Avec les reventes d'Arcelor (leader dans l'acier) à Mital, de Pechiney (leader dans l'aluminium) à Alcan, de Lafarge à Holcim, d'Alstom (leader dans les transports et l'énergie) à General Electric et maintenant d'Alcatel à Nokia, ce sont des milliers d'emplois français très bien rémunérés qui vont disparaitre à terme dans notre pays et à l'export (les grandes sociétés françaises étant les plus grands exportateurs).

Ainsi suite à la fusion avec Lucent, les employés et les cadres français d'Alcatel avaient déjà particulièrement souffert, de nombreux centres de décision ayant été déplacés.

Tous les beaux discours ne pourront contredire cet état de fait. Quand on pense que la Compagnie Générale d'Electricité avait été créée en 1898 pour concurrencer notamment Siemens et General Electric!

Voir http://pierre-suard.com/post/Alstom-aux-origines-d-un-declin

Voir http://www.lefigaro.fr/vox/economie/2015/04/15/31007-20150415ARTFIG00172-alcatel-lucent-l-autre-suicide-francais.php

Voir http://blogs.mediapart.fr/blog/brigitte-pascall/160415/alcatel-le-deuil-de-trop

Voir comment la fusion avec Lucent a transformé l'entreprise: http://bfmbusiness.bfmtv.com/entreprise/pourquoi-alcatel-lucent-n-est-deja-plus-vraiment-francais-877353.html.
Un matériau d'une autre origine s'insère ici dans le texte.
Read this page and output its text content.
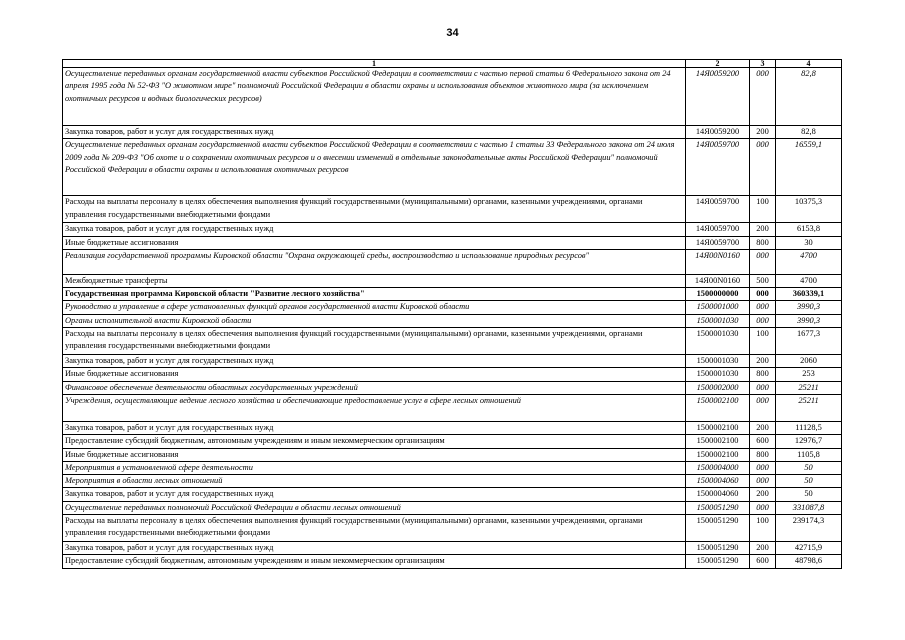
34
1	2	3	4
Осуществление переданных органам государственной власти субъектов Российской Федерации в соответствии с частью первой статьи 6 Федерального закона от 24 апреля 1995 года № 52-ФЗ "О животном мире" полномочий Российской Федерации в области охраны и использования объектов животного мира (за исключением охотничьих ресурсов и водных биологических ресурсов)	14Я0059200	000	82,8
Закупка товаров, работ и услуг для государственных нужд	14Я0059200	200	82,8
Осуществление переданных органам государственной власти субъектов Российской Федерации в соответствии с частью 1 статьи 33 Федерального закона от 24 июля 2009 года № 209-ФЗ "Об охоте и о сохранении охотничьих ресурсов и о внесении изменений в отдельные законодательные акты Российской Федерации" полномочий Российской Федерации в области охраны и использования охотничьих ресурсов	14Я0059700	000	16559,1
Расходы на выплаты персоналу в целях обеспечения выполнения функций государственными (муниципальными) органами, казенными учреждениями, органами управления государственными внебюджетными фондами	14Я0059700	100	10375,3
Закупка товаров, работ и услуг для государственных нужд	14Я0059700	200	6153,8
Иные бюджетные ассигнования	14Я0059700	800	30
Реализация государственной программы Кировской области "Охрана окружающей среды, воспроизводство и использование природных ресурсов"	14Я00N0160	000	4700
Межбюджетные трансферты	14Я00N0160	500	4700
Государственная программа Кировской области "Развитие лесного хозяйства"	1500000000	000	360339,1
Руководство и управление в сфере установленных функций органов государственной власти Кировской области	1500001000	000	3990,3
Органы исполнительной власти Кировской области	1500001030	000	3990,3
Расходы на выплаты персоналу в целях обеспечения выполнения функций государственными (муниципальными) органами, казенными учреждениями, органами управления государственными внебюджетными фондами	1500001030	100	1677,3
Закупка товаров, работ и услуг для государственных нужд	1500001030	200	2060
Иные бюджетные ассигнования	1500001030	800	253
Финансовое обеспечение деятельности областных государственных учреждений	1500002000	000	25211
Учреждения, осуществляющие ведение лесного хозяйства и обеспечивающие предоставление услуг в сфере лесных отношений	1500002100	000	25211
Закупка товаров, работ и услуг для государственных нужд	1500002100	200	11128,5
Предоставление субсидий бюджетным, автономным учреждениям и иным некоммерческим организациям	1500002100	600	12976,7
Иные бюджетные ассигнования	1500002100	800	1105,8
Мероприятия в установленной сфере деятельности	1500004000	000	50
Мероприятия в области лесных отношений	1500004060	000	50
Закупка товаров, работ и услуг для государственных нужд	1500004060	200	50
Осуществление переданных полномочий Российской Федерации в области лесных отношений	1500051290	000	331087,8
Расходы на выплаты персоналу в целях обеспечения выполнения функций государственными (муниципальными) органами, казенными учреждениями, органами управления государственными внебюджетными фондами	1500051290	100	239174,3
Закупка товаров, работ и услуг для государственных нужд	1500051290	200	42715,9
Предоставление субсидий бюджетным, автономным учреждениям и иным некоммерческим организациям	1500051290	600	48798,6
http://www.lightreading.com/author.asp?section_id=252&doc_id=715096

Rappel : en 2005 avant la fusion, Alcatel surfait sur la vague ADSL car elle avait inventé cette technologie qui s'est diffusée dans le monde entier. Alcatel sans Lucent réalisait alors un chiffre d'affaires de 13,135 milliards d'euros avec un bénéfice net de 930 millions. En 2014, 9 ans après la fusion avec Lucent le Chiffre d'Affaires était quasiment identique de l'ordre de 13,178 milliards avec une perte nette de 178 millions.

Pendant ce temps la société américaine Cisco qui était indépendante, a parié sur des technologies émergentes IP en rachetant maintes start-up. La compagnie d'équipements réseaux est passé d'une chiffre d'affaires de 24,8 milliards de dollars avec un bénéfice de 5,7 milliards en 2005 à un chiffre d'affaires de 48,6 milliards de dollars en 2013 avec un résultat net de 10 milliards de dollars. Elle a beaucoup misé sur les réseaux d'entreprise, une activité bizarement revendue par Alcatel.